I know this is a bit off-topic now, but if you have the additional minutes, I would be very thankful to hear your suggestions to solve the "mess" in my current data and also to improve my analysis in the future. Which part of the upstream analysis should have been done differently based on the information I provided?

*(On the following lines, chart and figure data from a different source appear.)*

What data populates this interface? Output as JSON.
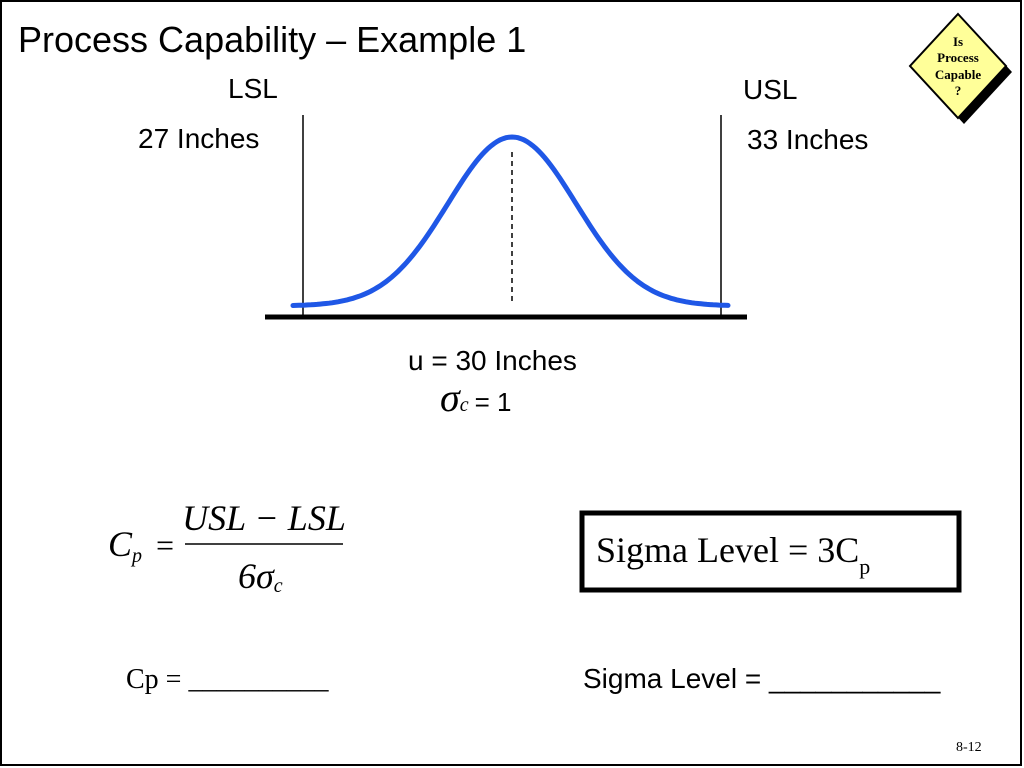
{
  "header": {
    "title": "Process Capability – Example 1"
  },
  "badge": {
    "lines": [
      "Is",
      "Process",
      "Capable",
      "?"
    ]
  },
  "diagram": {
    "lsl": {
      "label": "LSL",
      "value": "27 Inches"
    },
    "usl": {
      "label": "USL",
      "value": "33 Inches"
    },
    "mean": "u = 30 Inches",
    "sigma": {
      "symbol": "σ",
      "subscript": "c",
      "text": "= 1"
    }
  },
  "formulas": {
    "cp": {
      "lhs": "C",
      "lhs_sub": "p",
      "equals": "=",
      "numerator": "USL − LSL",
      "denominator": "6σ",
      "denominator_sub": "c"
    },
    "sigma_level": {
      "text": "Sigma Level = 3C",
      "sub": "p"
    }
  },
  "answers": {
    "cp": "Cp = __________",
    "sigma_level": "Sigma Level = ___________"
  },
  "footer": {
    "page": "8-12"
  }
}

Anyways, thank you for your help, I am happy to explore ampvis2 now.

[KasperSkytte]

You can also load biom format data directly into ampvis2. With mess I mean the column names are not all taxonomic levels (Phy_Fam and OTU_tax, should only contain Kingdom -> Species+OTU) and if you have "unclassified" entries everywhere they are going to be considered a single taxon, even though they are not. R doesn't know about bacterial names, so it's up to you to do a sanity check first. You'll otherwise get inflated abundances with a mysterious bacterium called "unclassified", when they are in fact from many different unrelated species. But I assume you have been using SILVA. It's notoriously bad with regards to weird names and placeholders in the actual taxonomy, so you should be removing those first. There are others, you can gsub all columns with a pattern like "unclassified|uncultured|unknown|unidentified|incertae sedis|metagenome|\\bbacterium\\b|\\bpossible\\b". If they are environmental samples from sludge or digesters I highly recommend the MiDAS database, which I have co-authored. With nanopore reads we almost always get species classifications for 99%+ with just a raw minimap2 mapping. Script here for inspiration https://github.com/cmc-aau/fl16S_nanopore/.

[marcellinaR]

Alright! Thank you for your help and your suggestions, I will apply that to clean my data. Thanks also, for providing the script and recommending MiDAS as database - I will look into that!